The Long-Term Consequences Are Still Uncertain

As the legislation was just enacted, we are still in the stage of estimates and hypotheses for the implications of this bill. From a macro-level, legislation reduces health insurance premiums and out of pocket costs for broad swaths of Americans who rely on public healthcare programs like Medicare. The majority of the act impacts Medicare policies which covers people 65 and older and those with disabilities (16% of Medicare beneficiaries), so most of the impact for drug hunters will be those focusing on drugs impacting older adults. Since the first Medicare negotiation won’t happen until 2026, it is likely that the legislation is revised before then, as the legislation would have to survive through 4 years of political changes including a presidential election, and Republicans have been quoted as wanting to remove or change it already.

What does the Inflation Reduction Act Mean for Drug Hunters?

Overall, the drug pricing reforms and healthcare components of the Inflation Reduction Act of 2022 will greatly improve patient access to medicines across a variety of insurance types form Medicare and Medicaid to commercial insurance procured through ACA marketplace. This will help to ensure that more Americans can benefit from the endeavors of drug hunters. In particular, it will make it easier for older adults to access vaccines and improve access to medicines for high-cost, serious diseases. 

The main area of concern for the industry, however, will be how the Medicare drug pricing negotiation system will impact investment in research for new medications. Assuming the act is not amended significantly in the future (which is still possible given negotiated prices don’t take effect until 2026), the return on investment for small molecule research has decreased overnight. The degree to which it will decrease and the degree to which it will make ROI for certain disease areas negative (and uninvestable) remain to be understood. Based on CBO estimates, it is almost certain to result in fewer new drugs approved over time, fewer new indications studied for drugs, with fewer new indications for small molecule drugs in particular. 

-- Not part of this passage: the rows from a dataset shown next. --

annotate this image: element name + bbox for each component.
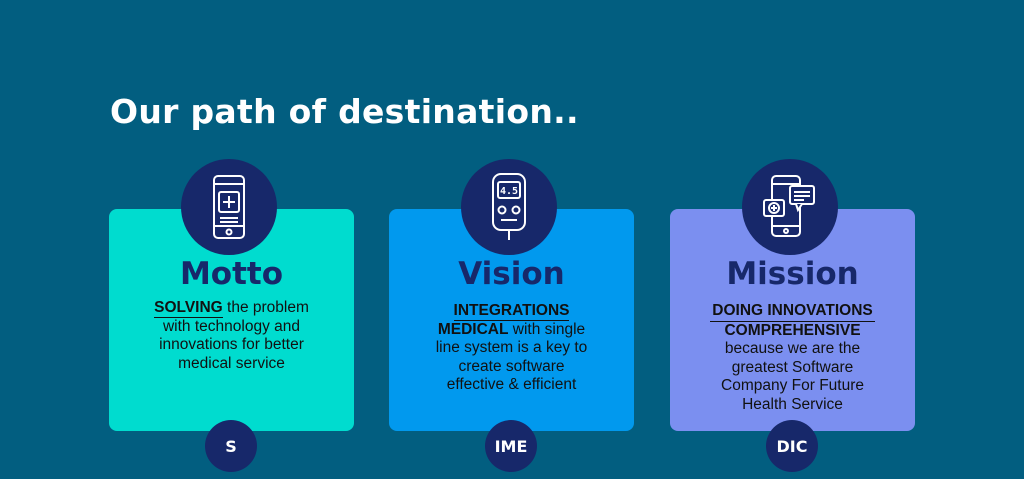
- mission-icon-circle: [742, 159, 838, 255]
- mission-text-line: because we are the: [724, 340, 861, 357]
- motto-text-line: with technology and: [162, 317, 300, 335]
- motto-text-line: medical service: [178, 354, 285, 372]
- telemedicine-chat-icon: [763, 175, 815, 237]
- mission-text-line: Health Service: [742, 395, 843, 413]
- mission-keyword-1: DOING INNOVATIONS: [712, 302, 873, 319]
- vision-text-line: effective & efficient: [446, 376, 577, 393]
- page-title: Our path of destination..: [110, 92, 579, 131]
- motto-text-line: innovations for better: [159, 336, 304, 353]
- svg-text:4.5: 4.5: [500, 186, 518, 197]
- vision-keyword-2: MEDICAL: [437, 320, 509, 338]
- mission-keyword-2: COMPREHENSIVE: [724, 321, 861, 339]
- vision-heading: Vision: [458, 256, 565, 292]
- motto-heading: Motto: [179, 256, 284, 292]
- motto-text-line: the problem: [222, 299, 309, 316]
- motto-badge: S: [205, 420, 257, 472]
- glucometer-icon: 4.5: [492, 173, 526, 240]
- smartphone-medical-icon: [213, 175, 245, 239]
- vision-keyword-1: INTEGRATIONS: [453, 302, 570, 321]
- vision-text-line: line system is a key to: [435, 339, 588, 356]
- motto-keyword: SOLVING: [154, 299, 223, 318]
- vision-text-line: with single: [508, 320, 586, 338]
- vision-icon-circle: 4.5: [461, 159, 557, 255]
- mission-text-line: greatest Software: [731, 358, 854, 376]
- motto-text: SOLVING the problem with technology and …: [109, 299, 354, 373]
- mission-text-line: Company For Future: [721, 377, 864, 394]
- vision-badge: IME: [485, 420, 537, 472]
- mission-heading: Mission: [726, 256, 859, 292]
- vision-text-line: create software: [458, 357, 565, 375]
- mission-text: DOING INNOVATIONS COMPREHENSIVE because …: [670, 302, 915, 414]
- motto-icon-circle: [181, 159, 277, 255]
- vision-text: INTEGRATIONS MEDICAL with single line sy…: [389, 302, 634, 395]
- mission-badge: DIC: [766, 420, 818, 472]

In the short term, billions of dollars of revenue from existing commercial blockbusters will likely disappear beyond 2026 (which will directly impact R&D spend in hardest hit indications). Investment in follow-on (or lifecycle) indications is likely to cool in areas such as oncology (which made up nearly 50% of 2021’s IPOs) and some programs heading into Ph. II and Ph. III trials are likely to be scrapped due to greater commercial risk. While there is still much uncertainty to state with confidence how this will affect early-stage investment and preclinical R&D, if the legislation is not amended, one would assume reduced overall investment in small molecules for cancer and aging-related diseases as a base case.